One of the biggest questions facing the rise of the driverless car is “how safe is safe enough?” Government regulators and auto companies are working together to figure out the best way to create safety standards and regulations for driverless cars of different models and manufacturers.
Many believe the answer to the previously stated question, “how safe is safe enough?” will be, constantly flexible. This meas that the standards and regulations will be changing as the technology becomes more advanced. “Today everybody expects a regulation comes out and that’s what it is forever. That will not work,” Mark Rosekind, head of the National Highway Traffic Safety Administration (NHTSA), said at a Telematics Update conference in Novi. Although the NHTSA will be releasing guidelines in the upcoming months that will serve as short-term rules of the road, Rosekind believes those will be changing quickly.
Rosekind has admitted that the technology will change faster than regulator’s ability to make new rules, and that is one of the main challenges facing regulators. The Detroit Free Press reports that most vehicles that are testing for full autonomy (Level 4) are limited to testing grounds only, such as Mcity in Ann Arbor or other private test areas. One of the challenges to limited these types of self-driving vehicles to testing grounds is that a short drive around the track may not translate to a safe operating system for thousands of miles.
Level 2, or semi-autonomous, features such as adaptive cruise control, lane departure alert and forward collision avoidance has proved to be effective and safe, but the path to full autonomy is long and winding. Tesla has been at the forefront of self-driving technology, and they recently introduced an “Autopilot” feature which allows the driver to relinquish control of the vehicle. The Detroit Free Press however reported an incident involving a Tesla Model X which crashed into a commercial building in Irvine, California. The driver claims that the car accelerated on its own from its parking space, but Tesla stated that the vehicle logs showed the Autopilot feature was not active at the time of the crash.

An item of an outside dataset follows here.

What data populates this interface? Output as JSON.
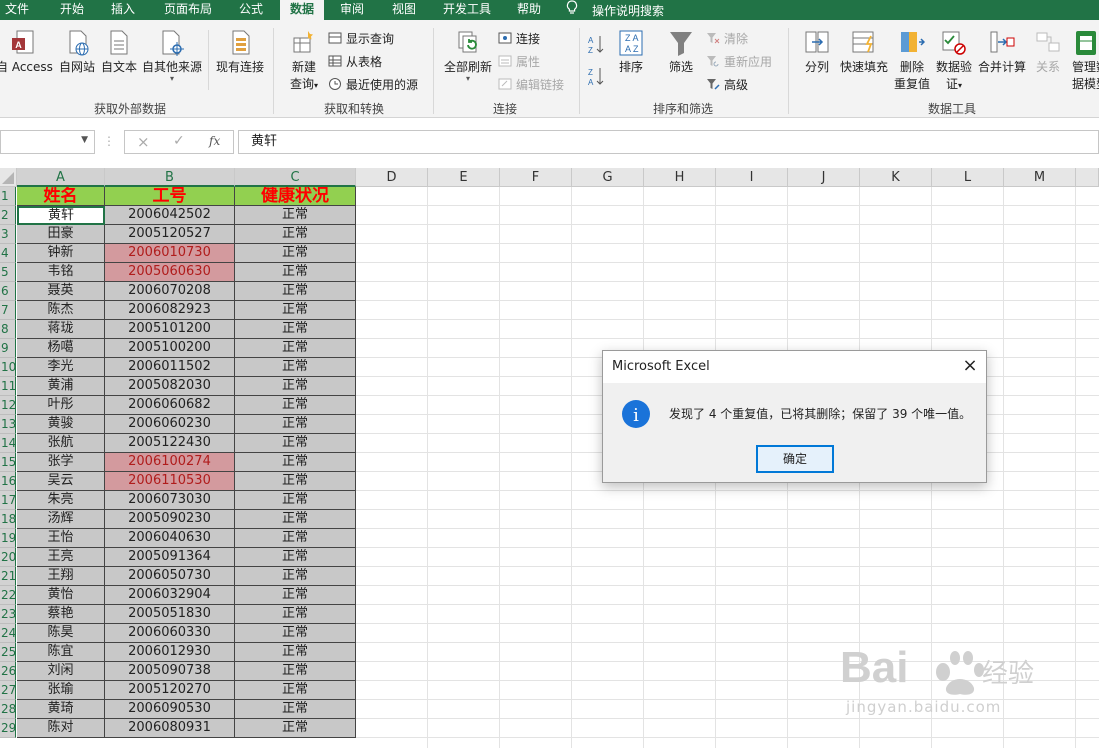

One of the questions James Fackler, Assistant Administrator in the Michigan Secretary of State’s office, and Jude Hurin, head of the Nevada Department of Motor Vehicles, are discussing is whether self-driving vehicles should change the standards for who can obtain a driver’s license. “Michigan is taking the approach of ‘Let’s start slow.’ If there is someone behind the wheel, let’s make sure they are not technically unable to operate it. Some people outside the regulatory community say ‘Well, you’re standing in the way of future technology.’ But I want to make sure that if something does happen to this car that the person who is there is ready to take over,” Fackler explained.